Ciertamente, escribir —como se afirma con agudeza en Yo el supremo, la célebre y extraordinaria novela de Roa Bastos— “no es convertir lo real en palabras sino hacer que la palabra sea real.” Pero, para que la palabra expulse la entelequia que la ahoga, hace falta que la lengua sea cortada en carne viva, hace falta que no se embalsame en la propia transparencia etérea o etílica, hace falta que se oralice, se interiorice, ya que la paradójica conciencia de la escritura, después de todo, quizás sea solo eso: lengua incisa, habla interiorizada...

En este raro arte u oficio de transmutaciones y mutilaciones extremas anda Alberto Cisnero desde hace algún tiempo, a caballo entre lo montaraz y aproximativo de la oralidad, y la escribanía puntillosa de los signos.
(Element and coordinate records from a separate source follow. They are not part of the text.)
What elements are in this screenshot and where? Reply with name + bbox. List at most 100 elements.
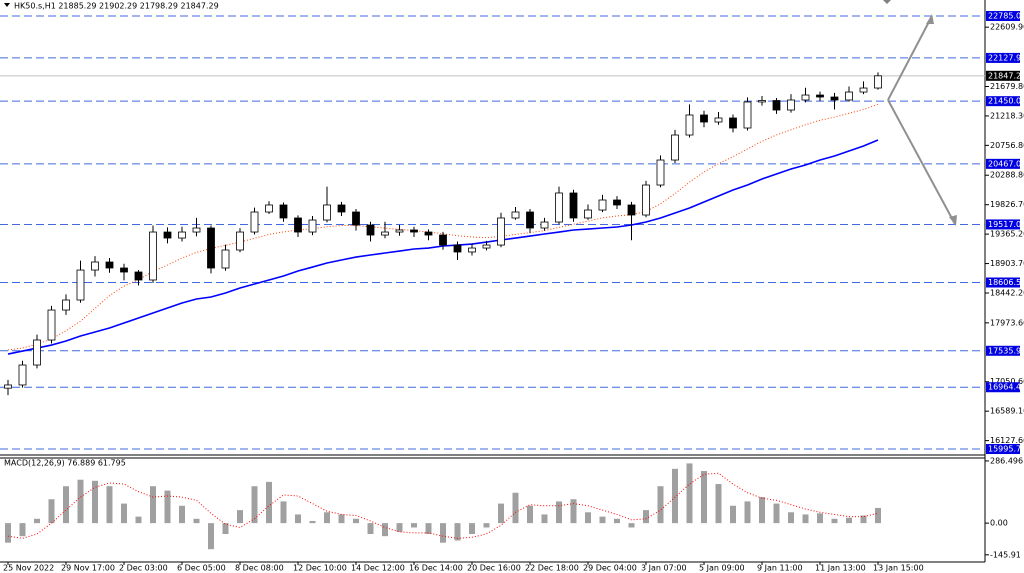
candle-body [859, 87, 868, 93]
macd-bar [483, 523, 490, 528]
level-tag [986, 345, 1020, 356]
level-label: 22127.93 [988, 53, 1024, 62]
macd-bar [541, 514, 548, 524]
macd-title: MACD(12,26,9) 76.889 61.795 [4, 459, 126, 468]
macd-bar [556, 501, 562, 524]
candle-body [149, 231, 157, 281]
candle-body [250, 211, 259, 233]
level-tag [986, 11, 1020, 22]
candle-body [656, 159, 665, 186]
macd-bar [701, 471, 707, 524]
candle-body [163, 231, 172, 239]
y-tick-label: 22609.90 [990, 23, 1024, 32]
y-tick-label: 16589.10 [990, 407, 1024, 416]
candle-body [47, 309, 56, 341]
x-tick-label: 5 Jan 09:00 [699, 564, 745, 573]
y-tick-label: 21679.80 [990, 82, 1024, 91]
macd-bar [759, 497, 765, 524]
y-tick-label: 18442.20 [990, 288, 1024, 297]
macd-bar [730, 505, 736, 524]
candle-body [816, 94, 824, 98]
macd-bar [802, 514, 809, 524]
x-tick-label: 3 Jan 07:00 [641, 564, 687, 573]
candle-body [410, 229, 418, 233]
macd-bar [150, 486, 156, 524]
macd-bar [527, 505, 533, 524]
level-label: 22785.00 [988, 12, 1024, 21]
candle-body [236, 231, 244, 251]
chart-title: HK50.s,H1 21885.29 21902.29 21798.29 218… [14, 2, 219, 11]
macd-bar [367, 523, 374, 534]
macd-bar [222, 523, 229, 534]
x-tick-label: 16 Dec 14:00 [409, 564, 463, 573]
macd-bar [396, 523, 403, 532]
candle-body [598, 199, 607, 211]
candle-body [308, 219, 317, 233]
macd-bar [411, 523, 417, 528]
candle-body [424, 231, 433, 236]
macd-bar [34, 518, 40, 524]
x-tick-label: 29 Dec 04:00 [583, 564, 637, 573]
candle-body [323, 204, 331, 221]
signal-line [7, 472, 879, 539]
candle-body [772, 100, 781, 111]
macd-bar [295, 514, 301, 524]
macd-bar [63, 486, 69, 524]
y-tick-label: 17050.60 [990, 377, 1024, 386]
arrow-head [926, 14, 934, 24]
candle-body [4, 384, 12, 389]
macd-bar [469, 523, 475, 534]
candle-body [700, 114, 708, 123]
macd-bar [831, 518, 838, 524]
macd-bar [454, 523, 461, 541]
menu-arrow [4, 3, 10, 7]
candle-body [120, 267, 128, 273]
x-tick-label: 20 Dec 16:00 [467, 564, 521, 573]
candle-body [845, 91, 853, 101]
y-tick-label: 18903.70 [990, 259, 1024, 268]
level-label: 15995.70 [988, 445, 1024, 454]
candle-body [221, 249, 230, 269]
x-tick-label: 13 Jan 15:00 [873, 564, 924, 573]
candle-body [569, 192, 578, 219]
candle-body [511, 211, 520, 219]
macd-bar [382, 523, 388, 537]
macd-bar [773, 503, 780, 524]
macd-bar [744, 501, 751, 524]
candle-body [62, 299, 70, 311]
level-tag [986, 219, 1020, 230]
y-tick-label: 19826.70 [990, 200, 1024, 209]
y-tick-label: 21218.30 [990, 111, 1024, 120]
macd-bar [715, 484, 722, 524]
macd-bar [440, 523, 446, 543]
candle-body [526, 211, 534, 229]
macd-bar [686, 463, 693, 524]
macd-bar [570, 499, 577, 524]
y-tick-label: 20756.80 [990, 141, 1024, 150]
level-tag [986, 382, 1020, 393]
y-tick-label: 286.496 [990, 456, 1023, 465]
level-label: 16964.49 [988, 383, 1024, 392]
macd-bar [208, 523, 214, 550]
candle-body [497, 217, 505, 246]
candle-body [801, 94, 810, 101]
level-tag [986, 277, 1020, 288]
level-label: 21450.00 [988, 97, 1024, 106]
level-tag [986, 158, 1020, 169]
x-tick-label: 22 Dec 18:00 [525, 564, 579, 573]
macd-bar [251, 486, 258, 524]
candle-body [613, 199, 621, 206]
marks: 22609.90 21679.80 21218.30 20756.80 20288.80… [0, 11, 1024, 573]
candle-body [192, 227, 201, 233]
candle-body [743, 101, 752, 129]
scroll-marker [883, 0, 891, 4]
x-tick-label: 2 Dec 03:00 [119, 564, 168, 573]
macd-bar [121, 503, 127, 524]
level-tag [986, 52, 1020, 63]
macd-bar [817, 513, 823, 524]
candle-body [540, 221, 549, 229]
x-tick-label: 6 Dec 05:00 [177, 564, 226, 573]
macd-bar [164, 490, 171, 524]
candle-body [874, 75, 882, 89]
candle-body [294, 217, 302, 233]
De ahí que la voz que se enuncia en Las casas se nos aparezca como empañada o perseguida por su spectrum textual —el espejo siempre mortificante de la escritura—; nublándose, desdibujándose, enmendándose repetidamente en los rebordes de la propia caligrafía mental; una voz que murmura sonámbula en la cornisa de sí misma, al filo siempre del salto, el solecismo mortífero. La mano delicada del escribiente, “la mano que no es pa’ cecear en tertulias”, atropella por momentos a la boca briosa del hablante, usurpa su lugar —incluso su fisiología—, arremanga su presunta inconciencia; cierta soflama gauchesca, no exenta de ironía como corresponde, irrumpe entonces en un discurso vagamente autobiográfico, abofeteando al yo autoral, descalabrando la sintaxis y la modesta alfarería del verso; el poema queda desbordado y como ametrallado por esos centelleos irónicos, que por lo demás vendrían a ser el único saldo favorable que ha de arrojar el repaso de toda vida, aún la más legendaria y honesta, o la menos auspiciada por los dioses. Quien quiera hablar, que primero se oiga.